The JTS library should do this for you. See the documentation for the buffer operation: http://tsusiatsoftware.net/jts/javadoc/com/vividsolutions/jts/operation/buffer/package-summary.html

For a rough overview see also the Developer Guide: http://www.vividsolutions.com/jts/bin/JTS%20Developer%20Guide.pdf

Answer 14

Here is an alternative solution, see if you like this better.

1. Do a triangulation, it don't have to be delaunay -- any triangulation would do.

2. Inflate each triangle -- this should be trivial. if you store the triangle in the anti-clockwise order, just move the lines to right-hand-side and do intersection.
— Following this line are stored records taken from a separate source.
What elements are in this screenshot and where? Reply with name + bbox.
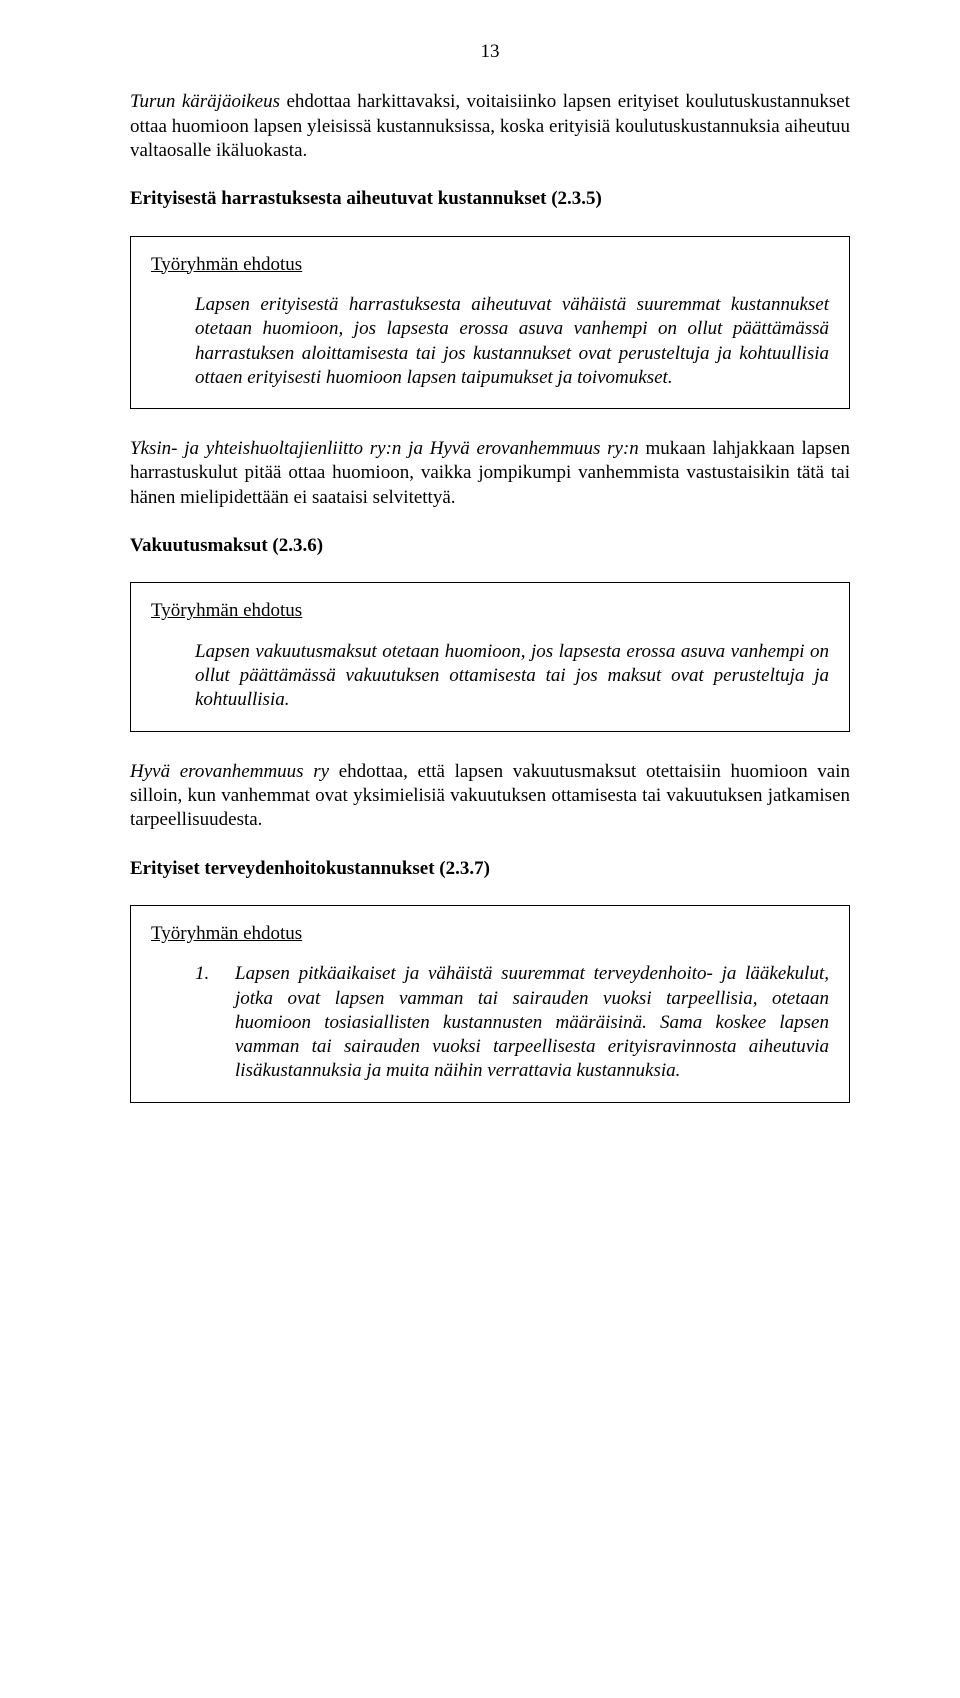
page-number: 13 — [130, 40, 850, 64]
proposal-box-3-list: 1. Lapsen pitkäaikaiset ja vähäistä suur… — [195, 962, 829, 1084]
section-heading-erityisesta-harrastuksesta: Erityisestä harrastuksesta aiheutuvat ku… — [130, 187, 850, 211]
document-page: 13 Turun käräjäoikeus ehdottaa harkittav… — [0, 0, 960, 1698]
proposal-list-text: Lapsen pitkäaikaiset ja vähäistä suuremm… — [235, 962, 829, 1084]
section2-after-lead: Hyvä erovanhemmuus ry — [130, 761, 329, 782]
proposal-box-1: Työryhmän ehdotus Lapsen erityisestä har… — [130, 236, 850, 410]
proposal-box-1-body: Lapsen erityisestä harrastuksesta aiheut… — [195, 293, 829, 390]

3. Merge them using a modified Weiler-Atherton clipping algorithm

Answer 15

Each line should split the plane to "inside" and "outline"; you can find this out using the usual inner-product method.

Move all lines outward by some distance.

Consider all pair of neighbor lines (lines, not line segment), find the intersection. These are the new vertex.

Cleanup the new vertex by removing any intersecting parts. -- we have a few case here

(a) Case 1:

 0--7  4--3
 |  |  |  |
 |  6--5  |
 |        |
 1--------2

if you expend it by one, you got this:

0----a----3
|    |    |
|    |    |
|    b    |
|         |
|         |
1---------2

7 and 4 overlap.. if you see this, you remove this point and all points in between.

(b) case 2

 0--7  4--3
 |  |  |  |
 |  6--5  |
 |        |
 1--------2

if you expend it by two, you got this:

0----47----3
|    ||    |
|    ||    |
|    ||    |
|    56    |
|          |
|          |
|          |
1----------2

to resolve this, for each segment of line, you have to check if it overlap with latter segments.

(c) case 3

       4--3
 0--X9 |  |
 |  78 |  |
 |  6--5  |
 |        |
 1--------2

expend by 1. this is a more general case for case 1.

(d) case 4

same as case3, but expend by two.

Actually, if you can handle case 4. All other cases are just special case of it with some line or vertex overlapping.

To do case 4, you keep a stack of vertex.. you push when you find lines overlapping with latter line, pop it when you get the latter line. -- just like what you do in convex-hull.